US 12,229,114 B2
Data anomaly detection
Vinay Dhingra, Gurugram (IN); Agraj Gupta, New Delhi (IN); Ashank Gupta, New Delhi (IN); Vaibhav Gupta, New Delhi (IN); Anam Hyderi, Udaipur (IN); Sandeep Pattanayak, Jodhpur (IN); Purvi Shah, New Brunswick, NJ (US); and Shikha, New Delhi (IN)
Assigned to AMERICAN EXPRESS TRAVEL RELATED SERVICES COMPANY, INC., New York, NY (US)
Filed by American Express Travel Related Services Company, Inc., New York, NY (US); and American Express (India) Private Limited, Gurgaon (IN)
Filed on Sep. 27, 2022, as Appl. No. 17/953,390.
Prior Publication US 2024/0104083 A1, Mar. 28, 2024
Int. Cl. G06F 16/00 (2019.01); G06F 16/23 (2019.01)
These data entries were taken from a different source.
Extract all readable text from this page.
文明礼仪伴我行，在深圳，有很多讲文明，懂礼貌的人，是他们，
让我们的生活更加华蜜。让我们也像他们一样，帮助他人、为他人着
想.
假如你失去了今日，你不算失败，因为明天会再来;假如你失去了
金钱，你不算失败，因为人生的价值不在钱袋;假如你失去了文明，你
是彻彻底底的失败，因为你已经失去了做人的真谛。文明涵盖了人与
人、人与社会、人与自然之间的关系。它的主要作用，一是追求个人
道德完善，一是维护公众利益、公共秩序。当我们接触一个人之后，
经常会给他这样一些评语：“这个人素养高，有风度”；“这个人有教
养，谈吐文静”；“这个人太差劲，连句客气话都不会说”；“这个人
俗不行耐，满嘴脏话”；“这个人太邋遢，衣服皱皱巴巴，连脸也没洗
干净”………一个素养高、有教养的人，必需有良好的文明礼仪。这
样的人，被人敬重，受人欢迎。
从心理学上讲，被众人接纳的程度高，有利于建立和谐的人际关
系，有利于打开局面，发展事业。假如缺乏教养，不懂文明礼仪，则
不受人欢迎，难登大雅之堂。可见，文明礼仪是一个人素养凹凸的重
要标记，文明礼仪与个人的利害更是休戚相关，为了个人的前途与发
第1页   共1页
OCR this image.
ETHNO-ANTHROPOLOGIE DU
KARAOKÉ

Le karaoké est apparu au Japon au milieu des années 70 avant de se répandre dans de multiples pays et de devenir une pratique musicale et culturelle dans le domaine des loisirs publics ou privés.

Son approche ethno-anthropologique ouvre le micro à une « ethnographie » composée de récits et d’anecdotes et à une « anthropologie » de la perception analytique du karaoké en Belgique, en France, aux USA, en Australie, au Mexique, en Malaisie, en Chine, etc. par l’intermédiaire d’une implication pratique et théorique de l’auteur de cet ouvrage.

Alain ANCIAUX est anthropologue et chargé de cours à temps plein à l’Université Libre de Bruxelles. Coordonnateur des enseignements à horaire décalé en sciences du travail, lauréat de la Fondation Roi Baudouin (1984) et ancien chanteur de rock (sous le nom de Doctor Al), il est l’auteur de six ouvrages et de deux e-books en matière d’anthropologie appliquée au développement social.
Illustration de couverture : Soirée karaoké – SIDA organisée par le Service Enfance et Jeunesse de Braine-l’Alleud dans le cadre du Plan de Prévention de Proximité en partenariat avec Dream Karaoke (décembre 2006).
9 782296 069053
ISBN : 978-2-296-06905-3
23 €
CPC G06F 16/2365 (2019.01) 20 Claims
OG exemplary drawing
 
1. A system, comprising:
a computing device comprising a processor and a memory;
a profiling service stored in the memory that, when executed by the processor, causes the computing device to at least:
generate a variable profile for each variable in source data, each variable representing a column in the source data and the variable profile comprising one or more of a mean, median, mode, minimum, or maximum value for the column in the source data; and
provide the variable profile for each variable to each of a plurality of machine learning models;
wherein the plurality of machine learning models are stored in the memory and each of the plurality of machine learning models, when executed by the processor, causes the computing device to at least:
determine whether each variable profile is anomalous; and
provide a determination whether each variable profile is anomalous to an ensemble model; and
wherein the ensemble model is stored in the memory and, when executed by the processor, causes the computing device to at least:
analyze each variable profile using one or more ensemble machine-learning techniques; and
generate a final determination whether each variable profile is anomalous based at least in part on the determination received from each of the plurality of machine learning models; and
report the final determination for each variable profile to an analysis service, wherein the analysis service is further stored in the memory of the computing device and, when executed by the processor, further causes the computing device to at least:
receive, from a client device, an indication of the accuracy of the final determination; and
update the ensemble model based at least in part on the indication of the accuracy of the final determination.